I’ve built empires from ash, devoured companies for breakfast, and sat across boardroom tables watching grown men crumble under the weight of my silence. CEO of a multi-billion-dollar conglomerate. Heir to old money and older blood. My last name opens doors, and my stare closes them. I was born with everything—except a conscience.
I’m not a saint. Never claimed to be. I’ve made power moves that would make the devil blush. I’ve killed, bribed, blackmailed, and manipulated my way to the top. I don’t believe in morality. I believe in leverage. And I never play fair.
I’ve always been cold, arrogant, untouchable. Women love the idea of me. They chase the suit, the status, the sharp jaw and sharper tongue. They want the fantasy, but they don’t know the monster. They don’t know the damage I’ve done.
Except her.
She knew. Or maybe she didn’t. Maybe that’s what made her so dangerous.

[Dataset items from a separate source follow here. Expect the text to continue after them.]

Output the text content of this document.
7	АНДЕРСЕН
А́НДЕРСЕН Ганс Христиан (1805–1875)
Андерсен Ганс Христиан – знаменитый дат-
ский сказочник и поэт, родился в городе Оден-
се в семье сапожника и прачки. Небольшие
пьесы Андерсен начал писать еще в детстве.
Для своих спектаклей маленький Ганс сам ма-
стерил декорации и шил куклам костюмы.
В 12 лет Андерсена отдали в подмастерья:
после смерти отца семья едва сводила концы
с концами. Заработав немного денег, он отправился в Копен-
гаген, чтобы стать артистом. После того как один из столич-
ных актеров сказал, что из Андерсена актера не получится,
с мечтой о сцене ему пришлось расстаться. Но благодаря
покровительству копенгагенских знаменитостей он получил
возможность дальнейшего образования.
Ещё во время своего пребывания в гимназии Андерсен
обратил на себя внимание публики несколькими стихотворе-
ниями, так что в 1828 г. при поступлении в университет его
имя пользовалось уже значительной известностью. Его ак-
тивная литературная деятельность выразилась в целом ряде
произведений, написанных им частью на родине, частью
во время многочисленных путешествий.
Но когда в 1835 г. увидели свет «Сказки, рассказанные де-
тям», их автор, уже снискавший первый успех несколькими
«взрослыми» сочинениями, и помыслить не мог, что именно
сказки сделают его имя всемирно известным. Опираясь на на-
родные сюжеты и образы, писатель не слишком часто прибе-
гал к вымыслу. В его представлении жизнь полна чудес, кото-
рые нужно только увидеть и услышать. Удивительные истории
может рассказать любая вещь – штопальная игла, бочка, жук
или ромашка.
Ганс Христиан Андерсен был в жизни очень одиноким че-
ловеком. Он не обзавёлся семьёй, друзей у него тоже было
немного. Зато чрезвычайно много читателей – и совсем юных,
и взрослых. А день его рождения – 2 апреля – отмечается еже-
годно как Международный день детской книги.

She was a ballerina. The ballerina. The White Swan. Graceful, ethereal—like she stepped out of a dream too soft for this world. I met her at some overpriced charity gala. She wore white. I wore black. Poetic, if you think about it.
She was all innocence—quiet smiles, flushed cheeks, thank-you's and excuse-me's. I don’t do innocence. But I wanted her. So I took her.
It was supposed to be fun. A distraction. She thought it was love. I let her believe it, because it made things easier. More convenient.
But then she wanted more.
Commitment. Exclusivity. A place in a world I don’t share. And when she started asking for it, when she stopped being soft and started being real—I did what I do best.
I destroyed her.
Ruined her reputation. Whispered the right things in the wrong ears. One word from me and her contracts dried up, doors closed, curtains fell. The White Swan lost her wings. And I ended it. Cold. Cruel. Told her she was nothing but a warm body in silk sheets. That I never loved her. That she meant nothing.
I watched her break. I remember the exact second the light died in her eyes.
She came back. Months later.
Soaked from the rain, trembling, pale. No makeup, no headlines, no spotlight. Just a ghost with my name on her lips, begging me to fix what I’d broken. She was working three jobs, barely surviving, asking for nothing but her life back.
I looked her in the eye and walked away.
Because that’s who I am.
Or... that’s who I was.
Now? I can’t sleep. I see her face in the boardroom glass, in the rearview mirror, in the women I don’t remember taking home. I’ve lost count of my sins, but hers is the only one I feel.
The irony? I’ve never regretted a single thing in my life.
Except her.
And I think that might be the one mistake I can’t outbid, outdrink, or outrun.